Once Upon a Time there was a writer of fairy tales, Hands Christian Andiscat. Known as the ‘whether-man’, every day he would emerge from beneath his warm bedding and wrapped in his dressing gown Hans would sally forth into the garden where he would try to feel whether the weather was. His weathering was often accompanied by his cat, Sid…
Hans (he preferred his name without the glottal stop} was dedicated to restoring the lost folk art of whether, which had been killed by an evil witch who had spent many years wailing like Lady Macbeth, proclaiming the end was nigh. Bewitched ‘ologists’ gave rabid warnings of blood and tears as excess ghastly gales/thundersnow/epicyclones/flood/hottest or coldest, on a daily basis. He looked at the sky. He spoke to the birds and to his cat, trying to remember country folk lore from the days of shepherds, days of his youth.
His duvet abandoned to his daily task was made from fabric skilfully woven from the annual harvest of fibre gathered by adoring recyclers (so called because they once rode bicycles before buying their gleaming motorcars). This tribal group took large plastic bags to scour the sea shore for the gaily coloured strands abandoned by rich mermen who had enough and to spare, abandoning brightly coloured samples to be retrieved after washing by the sea. The duvet covers were stuffed with the insulating material, adopted as a new green industry after a strident vocal protest group showed that shearing sheep ruined the taste of their meat… another blow to the wisdom of shepherds.
Now the cities, who knew not ‘sheep’, despite the highest awards allowing them to be driven across bridges for slaughter, how apt. Rather the ‘ologists’ trusted ethereal electronic guesses made by computers on data harvested next to runways. Data assembled in an underground bunker, protected from frost bites or snow flakes, where windows, if ever used, looked onto cityscapes with purpose built storage heaters and wind deflectors that scrape weather from the sky. The ‘ologists’ rarely took risks by venturing outdoors to test their predictions, remaining protectively enclosed.
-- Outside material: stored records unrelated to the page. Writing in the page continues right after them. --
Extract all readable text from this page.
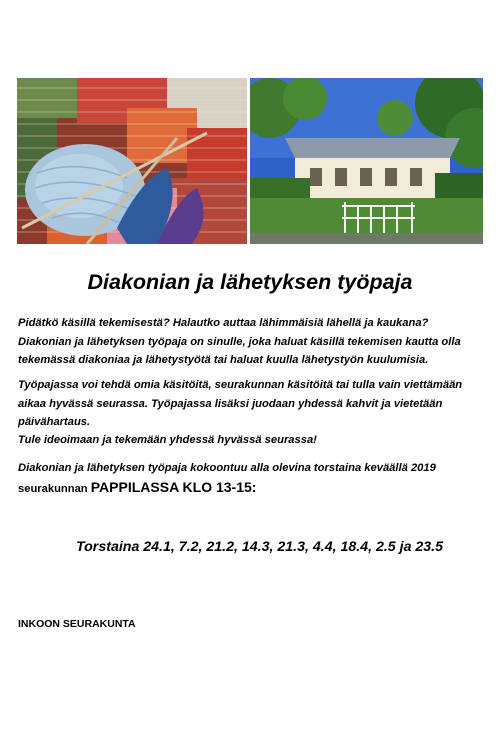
Diakonian ja lähetyksen työpaja

Pidätkö käsillä tekemisestä? Halautko auttaa lähimmäisiä lähellä ja kaukana? Diakonian ja lähetyksen työpaja on sinulle, joka haluat käsillä tekemisen kautta olla tekemässä diakoniaa ja lähetystyötä tai haluat kuulla lähetystyön kuulumisia.

Työpajassa voi tehdä omia käsitöitä, seurakunnan käsitöitä tai tulla vain viettämään aikaa hyvässä seurassa. Työpajassa lisäksi juodaan yhdessä kahvit ja vietetään päivähartaus.

Tule ideoimaan ja tekemään yhdessä hyvässä seurassa!

Diakonian ja lähetyksen työpaja kokoontuu alla olevina torstaina keväällä 2019
seurakunnan PAPPILASSA KLO 13-15:

Torstaina 24.1, 7.2, 21.2, 14.3, 21.3, 4.4, 18.4, 2.5 ja 23.5
INKOON SEURAKUNTA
Hans however devised a rain scale based on what information rubbed off from the cat, compliments by how wet he got taking his snapshots. His scale ranging from zero to nine as of wetness. He called it the S.M.I., or ‘Soggy Moggy Index’. If it was so wet the cat sank without trace beneath the waters, that was a ten and he knew that the apocalypse so long predicted by some ‘ologists’ would have arrived. Most times the cat would simply rub himself against Hans’ bare legs beneath his dressing gown, which allowed calculation by reaction of hairiness to wetness, of the appropriate S.M.I. number. It is freely admitted that true readings were decided by Sid catching the forecaster unawares, and thus without time to employ dodging to reduce the reading.
Every day Hans took a snapshot of the weather. Initially just a snapshot, but as over time his camera improved, he progressed to making daily collages showing both sky and ground, recording shepherds warning and delights as well as the bloom and glow of the seasons. An empty bucket also gathered evidence of seasonal change at random, but Hans knew that the end was nigh. He was after all beyond the promised three score and ten, into his bonus years, and who knew how long it would be before he (or the cat) rested from their task in still, dark, indifference…
He approached image number 3,000 with some trepidation.